A artista dos rostos
Maquiadora mais famosa e influente do mundo, a inglesa Pat McGrath é a força por trás da adesão das mulheres ao bocão vermelho e ao brilho da purpurina
Quando a modelo Naomi Campbell atravessou o tapete vermelho no último Video Music Awards, a premiação da MTV americana, os olhares e suspiros não foram para o vestido, um discreto longo branco, nem para o cabelo, solto e sem adereços. O que hipnotizou a plateia foi a boca vermelha e cintilante de glitter ostentada pela top. Obra de Pat McGrath, a maquiadora — ops, make up artist — inglesa que está para o mundo da beleza como Neymar agora está para o do futebol: no centro de tudo.

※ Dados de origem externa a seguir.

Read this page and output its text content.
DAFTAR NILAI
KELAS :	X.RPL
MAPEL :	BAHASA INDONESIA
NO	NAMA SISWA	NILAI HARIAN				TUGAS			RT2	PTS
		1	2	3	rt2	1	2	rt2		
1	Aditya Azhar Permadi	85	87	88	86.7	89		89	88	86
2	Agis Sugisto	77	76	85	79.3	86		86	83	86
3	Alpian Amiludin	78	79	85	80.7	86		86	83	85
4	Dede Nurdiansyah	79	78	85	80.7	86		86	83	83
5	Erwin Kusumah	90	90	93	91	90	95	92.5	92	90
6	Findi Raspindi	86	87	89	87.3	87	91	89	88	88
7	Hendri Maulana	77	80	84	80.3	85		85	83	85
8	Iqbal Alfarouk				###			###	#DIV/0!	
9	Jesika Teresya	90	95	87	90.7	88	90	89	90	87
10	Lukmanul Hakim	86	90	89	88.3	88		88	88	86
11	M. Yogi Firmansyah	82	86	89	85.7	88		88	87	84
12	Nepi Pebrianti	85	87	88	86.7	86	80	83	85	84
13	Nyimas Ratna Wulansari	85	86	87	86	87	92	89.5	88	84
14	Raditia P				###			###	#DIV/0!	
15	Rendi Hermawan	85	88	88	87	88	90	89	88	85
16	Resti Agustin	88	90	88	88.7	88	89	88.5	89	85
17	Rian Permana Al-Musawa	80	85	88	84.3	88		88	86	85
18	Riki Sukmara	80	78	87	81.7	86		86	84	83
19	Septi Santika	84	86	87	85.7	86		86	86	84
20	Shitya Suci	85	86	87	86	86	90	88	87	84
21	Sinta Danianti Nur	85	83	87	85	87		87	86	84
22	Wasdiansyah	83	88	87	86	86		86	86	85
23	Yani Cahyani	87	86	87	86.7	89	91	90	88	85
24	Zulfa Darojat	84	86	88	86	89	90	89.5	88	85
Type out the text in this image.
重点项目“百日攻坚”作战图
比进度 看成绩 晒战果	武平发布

Pat trilha essa estrada há trinta anos, executando sua mágica no rosto de modelos em passarelas, editoriais de moda e campanhas publicitárias. Nos últimos tempos, ela tornou-se imprescindível: assina atualmente a maquiagem de mais de sessenta desfiles por ano, aí incluídos os da Prada, Givenchy, Versace e Dolce&Gabbana. Também dá consultorias, tem um contrato com a Procter & Gamble e acaba de ser alçada a editora contribuinte da Vogue inglesa. Nas horas vagas, lança produtos próprios, sob a marca Pat McGrath Labs. O último, uma linha de batons anunciada em seu Instagram (1,5 milhão de seguidores) em meados de junho, acabou em duas semanas e um novo lote acaba de chegar às lojas.
“Pat é ‘o cara’ da maquiagem”, derrete-se o maquiador brasileiro Fernando Torquatto. “Ela sabe transportar a dramaticidade da passarela, como o brilho da purpurina e os olhos desenhados, para as mulheres comuns. Hoje, faço até noivas com glitter”, diz Torquatto. A transposição se dá inteiramente nas redes sociais, em que ela circula com desenvoltura, fazendo comentários, postando vídeos (em um deles, ensina como aplicar o glitter sobre batom vermelho nos lábios irretocáveis da modelo Taylor Hill) e lançando seus produtos, cerca de quatro por ano. As edições são limitadas, o preço médio é de 40 dólares para cada item do kit, acomodado em embalagem de paetês, as vendas são feitas on-line e em lojas selecionadas e, invariavelmente, o estoque se esgota em pouquíssimo tempo.
Embora seja famosa pela capacidade de dar à pele uma aparência de frescor natural, a maquiagem de Pat não tem nada de discreta. Os olhos são riscados em preto e realçados por roxo, rosa, dourado. A boca explode em púrpura e vermelho-sangue, em tons “úmidos”. “Eu não me sinto bem fazendo o que todo mundo faz. Fujo da maquiagem chata”, diz ela. Até quando a produção é simples o brilho comparece, como na lantejoula cortada ao meio e aplicada nos cílios de Gisele Bündchen. Gisele é amiga de mandar mensagem agradecendo “por ter me deixado linda, como sempre”, da mesma forma que modelos, estilistas e artistas com quem a inglesa trabalha. Pat, que já recebeu uma honraria da rainha Elizabeth, que foi homenageada pela mais importante associação de moda de Nova York, que é chamada de gênio por Stella McCartney e de “Velázquez do mundo da beleza” em um texto mais exaltado, é universalmente descrita como pessoa simples e calorosa.
Aos 47 anos, sempre de preto, faixa no cabelo e, sim, maquiagem discretíssima, ela nunca se casou. Diz que sua condição de “viciada em moda” é influência da mãe, Jean, costureira jamaicana devotada em igual medida à religião (Testemunhas de Jeová) e ao mundo da beleza, do qual reclamava sempre da falta de produtos para negras. Daí vem sua especialidade: trabalhar com esse tom de pele. Pelas últimas contas, ganha 40 000 dólares em um desfile de grife poderosa e diária de 10 000 dólares em campanha publicitária. Mora em Nova York, mas está sempre para lá e para cá, com suas dezenas de malas de produtos. Tem muitos assistentes, porém faz questão de finalizar, uma a uma, a maquiagem das modelos, usando as pontas dos dedos, que, juram elas, são mais quentes do que as dos comuns mortais. “Acho que esse é meu segredo”, brinca, enquanto continua imperando sobre sua legião de seguidores — inclusive no Brasil, o terceiro maior consumidor de cosméticos do mundo. Ave, Pat.